Тут и вой смолк внезапно на какой-то низкой, будто обиженной ноте. Пан Ганнибал торопливо крикнул:

— Разворачиваться! Скачем назад, снова к речке! Вперед! Разберетесь на ходу!

После неизбежной суматохи отряд снова двинулся — теперь уже точно, как все надеялись, к речке. Пан Ганнибал ехал замыкающим, с арбалетом на изготовку. Страдая от шутовской своей посадки, посматривал он больше налево, откуда в последний раз раздался вой лесного духа, поэтому правую обочину, где на дубе висели раздетые покойники, наблюдал краем глаза. И все равно успел заметить, что один из них исчез. Но это могло и привидеться. А если и забрал мертвеца к себе лесной дух, какое сейчас до этого дело ему, ротмистру его величества панцирной хоругви, удирающему от зеленой нечисти на коне задом наперед?

На самом же деле исчезновение с дуба одного из мертвецов прямо касалось пана Ганнибала и оказавшегося в его подчинении сброда. Ведь в действительности не огорченный второй своей неудачей Лесной хозяин утащил Хомяка (ему ограбленный мертвец был вовсе без надобности), а это сам Хомяк во время неразберихи, происшедшей от скорого переодевания, ожил, огляделся украдкой и решил, что одному ему в лесу нечего делать. Чувствовал себя Хомяк будто с крепкого похмелья, а вкус во рту был даже гаже, чем после большого перепоя. Когда оглядывался он, товарищи его по походу как раз усердно раздевались, выворачивали одежду наизнанку, снова натягивали на себя. Понять, что там происходит, было невозможно, однако Хомяка куда больше озаботило, что наблюдал он все это как бы на вогнутом зеркале и что все увиденное покрывала оранжевая сетка с искрами внутри, похожая на ту, которая возникает пред тобою, когда закрываешь глаза и поворачиваешь лицо к солнцу.

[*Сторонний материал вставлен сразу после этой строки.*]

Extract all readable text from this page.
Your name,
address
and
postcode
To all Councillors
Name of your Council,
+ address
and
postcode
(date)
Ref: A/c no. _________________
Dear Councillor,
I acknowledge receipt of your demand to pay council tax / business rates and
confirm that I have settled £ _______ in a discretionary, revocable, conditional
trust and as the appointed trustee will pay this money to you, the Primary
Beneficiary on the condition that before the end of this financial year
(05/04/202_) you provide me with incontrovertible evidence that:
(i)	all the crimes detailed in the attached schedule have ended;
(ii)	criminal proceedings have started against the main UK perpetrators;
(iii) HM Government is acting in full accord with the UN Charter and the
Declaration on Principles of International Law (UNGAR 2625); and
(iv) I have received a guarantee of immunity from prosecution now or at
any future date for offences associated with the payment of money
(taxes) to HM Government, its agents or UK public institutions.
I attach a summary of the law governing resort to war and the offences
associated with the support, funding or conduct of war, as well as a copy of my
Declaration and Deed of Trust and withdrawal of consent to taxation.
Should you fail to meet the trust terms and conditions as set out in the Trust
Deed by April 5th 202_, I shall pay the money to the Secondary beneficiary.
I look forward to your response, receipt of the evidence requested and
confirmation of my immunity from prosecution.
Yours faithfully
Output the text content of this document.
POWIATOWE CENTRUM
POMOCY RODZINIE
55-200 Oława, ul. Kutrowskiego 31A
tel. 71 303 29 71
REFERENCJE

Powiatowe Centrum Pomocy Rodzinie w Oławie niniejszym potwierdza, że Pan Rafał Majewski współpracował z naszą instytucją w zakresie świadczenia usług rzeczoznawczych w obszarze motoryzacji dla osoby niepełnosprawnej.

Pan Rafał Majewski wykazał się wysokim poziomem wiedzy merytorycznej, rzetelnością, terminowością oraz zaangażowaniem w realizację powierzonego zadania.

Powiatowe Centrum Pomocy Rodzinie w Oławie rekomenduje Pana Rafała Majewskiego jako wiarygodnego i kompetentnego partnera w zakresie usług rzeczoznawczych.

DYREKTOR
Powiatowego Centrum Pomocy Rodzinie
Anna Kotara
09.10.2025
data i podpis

Он знал откуда-то, что сейчас на дороге слишком светло для него и что хорошо бы теперь укрыться в темное место. Еще он чувствовал в себе огромную силу, а в то же время и жестокий голод, с этой силою, несомненно, связанный. Сначала померещились ему на месте суетящихся на проселке товарищей огромные, кровавые туши освежеванных вепрей, потом он понял совершенно четко, чего ему действительно, без дураков и безумно, хочется: живой, горячей крови, которая омоет и размягчит его задубелое во временной смерти тело. Как бы приблизить исполнение этого желания?

Хомяк протянул вверх руку, крепко ухватился за тонкий корень, на котором висел, и легко подтянулся. Петля ослабела, и теперь не составило труда вынуть из нее голову. Оказалось, что шея не сломана, а проверять, не повреждена ли гортань, было не время. Он огляделся еще раз, убедился, что никто на него не смотрит, хотел было спрыгнуть на землю. Нет, так не годится, заметят! Если он сумел ожить, если столь силен теперь, то не сможет ли стать невидимым? И тут удивительные чувства довелось пережить Хомяку: мир перед ним вдруг увеличился во много раз и как бы удвоился, при этом каждым из глаз он видел не только как человек, перед собою, но и происходящее по бокам от него. Рука его, превратившаяся теперь бог знает во что, скользнула по корню и сорвалась, однако он не упал, потому что руки растопырились, оказались чем-то вроде кожаных крыльев. Хомяк, уже понявший, что превратился в нетопыря, скользнул над землей рядом с приминающим остатки травы задом Федка (тот с трудом натягивал сапоги) и оказался, никем не замеченный, под повозкой. Сам себе изумляясь, он вонзил когти задних лап в пыльные доски кузова и повис вниз головой, сложив свои руки-крылья.

Оставаясь внешне отвратительным нетопырем, а внутри этой жалкой животной оболочки сохраняя человеческое сознание, Хомяк вполне понимал, что с ним происходит: теперь он — очередной упырь в своей семье.

Глава 11. Под стенами Путивля

Некрасивый юноша, называвший себя коротко царевичем Димитрием, огляделся. Одни распаханные поля лежали вокруг, и не было поблизости ни кургана, ни хотя бы пристойного холма, на который он мог бы заехать, чтобы наблюдать, и для своего войска на виду, как оно, свое собственное и весьма дорого ему стоившее, приступает к славному российскому городу и крепости Путивлю.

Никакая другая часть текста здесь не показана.